And I’m pretty sure I just severed my relationship with the woman I sacrificed everything to be with. There’s nothing quite like a sacrifice made in vain, is there?
I don’t even know that I’m doing the right thing. Should the right thing feel like this? Like I’m leaving the most important part of me behind? In my mind, even in my heart, I feel like this is what I have to do. I just wish it didn’t hurt this bad.
And I wish I knew what to do now.
Pacey pushed open the door of the house he and Gretchen shared and froze. “Oh.”
Dawson looked up from the book he was leafing through, his expression conveying his discomfort. “Hey.”
“Yeah.” Pacey gave him a nod and walking into the kitchen.
“I’m just waiting for Gretchen. There was an accident at the restaurant and I told her I’d give her a ride home so she could change. And a ride back. When she was done.”
Pacey grabbed a soda from the fridge and opened it, not looking at Dawson. “Great.”
“Otherwise, I wouldn’t…”
“Yeah. I got it.” Turning, Pacey brushed past him and moved over to sink onto the sofa, turning on the TV. “Don’t let me stop you.”
“She should be done any minute.”
Pacey set his drink down and gave Dawson a hard look. “Dawson, I don’t care why you’re here. Especially tonight. Hell, for all it matters to me, you could be nailing my sister on a regular basis.”
“No wonder you won Joey over with your romantic charms.”
Pacey’s hand tightened around the soda can and he forced himself to calm down before he picked it up. “Is that what you tell everyone? That Joey succumbed to my romantic charms? Because the way Joey tells it, I figured you’d just be reminding everyone that you let her go, all the while insisting that she’d find her way back to you, but she had to be free to discover on her own that you were right. And then you set her free.” Sarcasm laced Pacey’s tone. “And I appreciate it, man.”
“You should. She wouldn’t have gone if I hadn’t.” Dawson glanced in the direction of Gretchen’s room before looking back at Pacey. “How did you know all that?”
“Joey told me. She tells me everything.” Taking a long drink, Pacey turned his gaze back to the TV. “You see, I mastered that ever so difficult trick of being her boyfriend and her best friend all at once. Something I guess you just couldn’t get the hang of.”
“She tells you everything?”
“Everything.” Pacey nailed him with an angry look. “She told me about your heartfelt scene on the dock, and she told me that she informed you of our choice to remain celibate on our sea-going voyage. See, she trusts me, Dawson. We trust each other. It’s quite the new thing in relationships.” The words burned in Pacey’s throat, tinged with unshed tears. “You’ll have to give it a try sometime…whenever you find a new soulmate.”

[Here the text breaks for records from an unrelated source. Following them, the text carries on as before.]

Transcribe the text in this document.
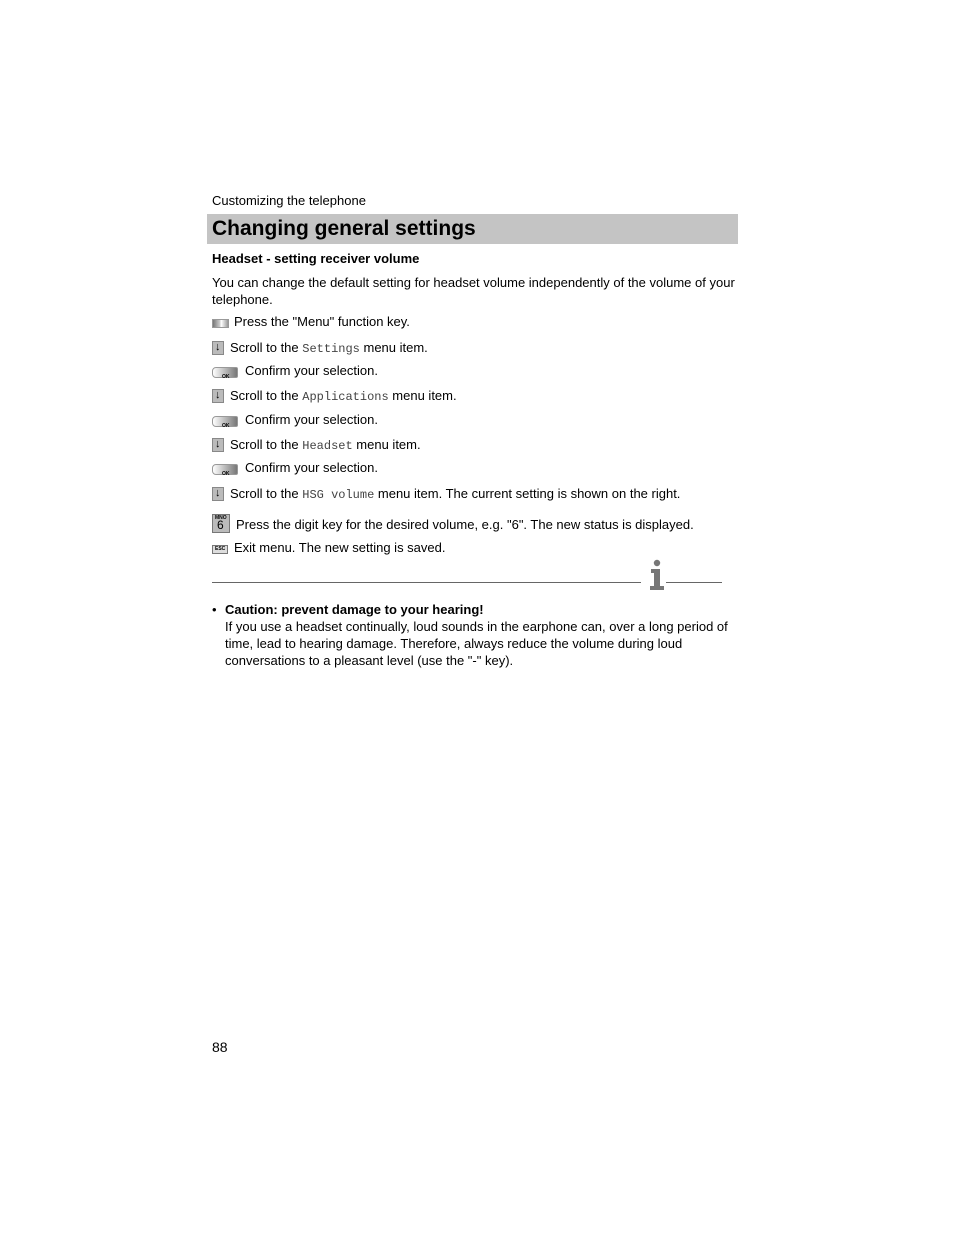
Customizing the telephone
Changing general settings
Headset - setting receiver volume
You can change the default setting for headset volume independently of the volume of your telephone.
Press the "Menu" function key.
↓ Scroll to the Settings menu item.
OK Confirm your selection.
↓ Scroll to the Applications menu item.
OK Confirm your selection.
↓ Scroll to the Headset menu item.
OK Confirm your selection.
↓ Scroll to the HSG volume menu item. The current setting is shown on the right.
MNO
6 Press the digit key for the desired volume, e.g. "6". The new status is displayed.
ESC Exit menu. The new setting is saved.
• Caution: prevent damage to your hearing!
If you use a headset continually, loud sounds in the earphone can, over a long period of time, lead to hearing damage. Therefore, always reduce the volume during loud conversations to a pleasant level (use the "-" key).
88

Dawson smirked at Pacey and nodded. “Tell Gretchen I’ll be out in the car, would you?”
“My pleasure.” He waited until the door closed behind Dawson before he bent his head, unable to maintain his composure any longer. It hadn’t given him any pleasure to tell off Dawson or to hurt him, especially since his mind kept reminding him that he’d quite possibly just told Joey’s next boyfriend exactly what it might take to make her happy.
“Pacey? Where’s Dawson?”
“He’s out in the car.”
“What did you say to him?”
Pacey looked up at Gretchen, almost laughing at the concern in her voice. “I just thanked him for sending Joey my way, Gretch. Thanked him for setting her free.”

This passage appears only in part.